The government officials present at Tuesday's hearing publicly disclosed two cases they said were cracked with the broad communications surveillance: One in 2010, in which investigators nabbed Khalid Ouazzani for allegedly plotting with Yemeni co-conspirators to blow up the New York Stock Exchange and another in which a man was arrested for providing "financial support" to an extremist group in Somalia.
Rep. Mac Thornberry, R-Texas, questioned FBI Deputy Director Sean Joyce at the hearing, inquiring if the NYSE plotters were serious or if the plans were "something they kind of dreamed about talking among their buddies." Joyce said the conviction of plotters showed it was a serious plan.
"Ouazzani had been providing information and support to this plot," Joyce testified. However, Ouazzani's defense attorney, Robin Fowler, disputed the government's tale, telling Wired magazine that his client "was not involved in any plot to bomb the New York Stock Exchange" and, in fact, his guilty plea is only for providing material support to al-Qaida.
Two previously disclosed examples – of New York subway bomber Najibullah Zazi and David Headley, who sought out Mumbai targets for terrorists – were disputed by the Guardian, which published the initial reports on the government programs. The Guardian reported that each case may have actually originated with tip-offs from British intelligence.
Alexander, the NSA director, testified that the programs, which were unknown to the public until earlier this month, are "subject to rigorous oversight" and touted the agency's "rigorous training programs" for analysts.
Under the phone record-collection program, which has been used to gather the metadata of customer phone calls from major U.S. companies for seven years, the secret Foreign Intelligence Surveillance Court requires that companies hand over records on an ongoing daily basis. The information is retained by the NSA for analysis. The orders are reissued every 90 days.

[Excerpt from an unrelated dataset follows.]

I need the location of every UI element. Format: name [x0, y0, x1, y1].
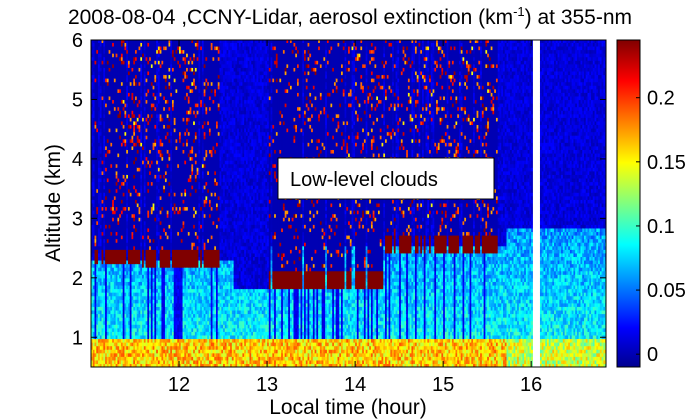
heatmap-area	[91, 39, 607, 368]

Alexander lavished praise on the FISA court – where targets do not have defense attorneys present – for its "superb" job with the secret programs. "They have been extremely professional, there is, from my perspective, no rubber stamp," he said.
"This is not a program that's off the books," testified Deputy Attorney General James Cole, who complained that news reports did not mention limitations on how the information can be used. Requests for access to the logs and records of access history are documented and audited, he said.
Cole said the Fourth Amendment – which protects Americans from unreasonable search and seizure – does not protect the phone records of Americans because customers of phone companies do not have a reasonable expectation of privacy for records of who they call. Nonetheless, he said, American citizens and permanent residents do not have their phone logs whimsically searched.
"Every now and then, there may be a mistake," Cole admitted, but he said those instances are "reported to the FISA court immediately," as well as congressional judiciary and intelligence committees.